Supreme Court Ruling

However, when the case was reviewed by the Supreme Court they ruled in favor of Bray and others. Their argument was that they hadn’t violated any of section 1985(3) by obstructing access to abortion clinics. They wrote that “there must be a class-based, invidiously discriminatory animus [underlying] the conspirators’ action” for them to violate that law. The clinics’ claim that protestors created discriminatory animus toward women but the court viewed the situation as them protecting victims of abortion. And since abortion protests can’t reasonably be viewed as gender-based discrimination there was no argument in the Supreme Courts eyes.

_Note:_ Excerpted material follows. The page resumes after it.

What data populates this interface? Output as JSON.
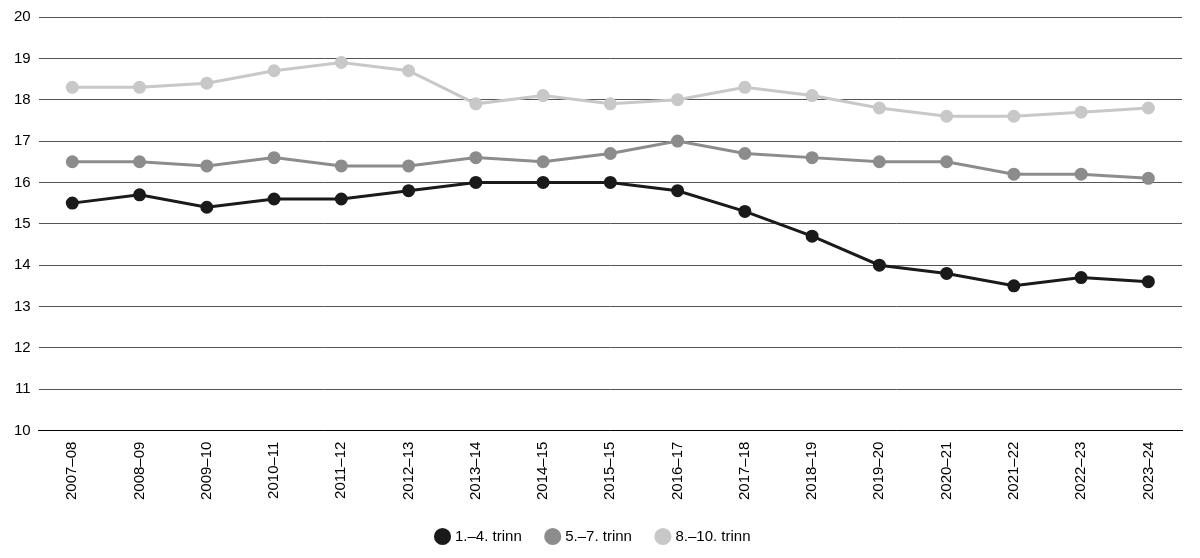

Supreme Court Justice Scalia pointed out that interstate travel hadn’t been violated because the protest were carried out within the District of Columbia and were not directed towards interstate travelers.[4]

References

  1. Colman McCarthy. "Scalia Outreasons Stevens in Bray Case: METRO Edition." Star Tribune: 14.A. 1993. Print.
  2. United States. Congress. Senate. Committee on Labor and Human Resources. The Freedom of Access to Clinic Entrances Act of 1993 : Hearing before the Committee on Labor and Human Resources, United States Senate, One Hundred Third Congress, First Session, on S. 636 ... may 12, 1993. United States:, 1993. Print.
  3. llen Uzelac. "Md. Couple in Supreme Court Clinic-Blocking Case to Go on Fighting Abortion: FINAL Edition." The Sun: 3.A. 1991. Print.
  4. Colman McCarthy. "Scalia Outreasons Stevens in Bray Case: METRO Edition." Star Tribune: 14.A. 1993. Print.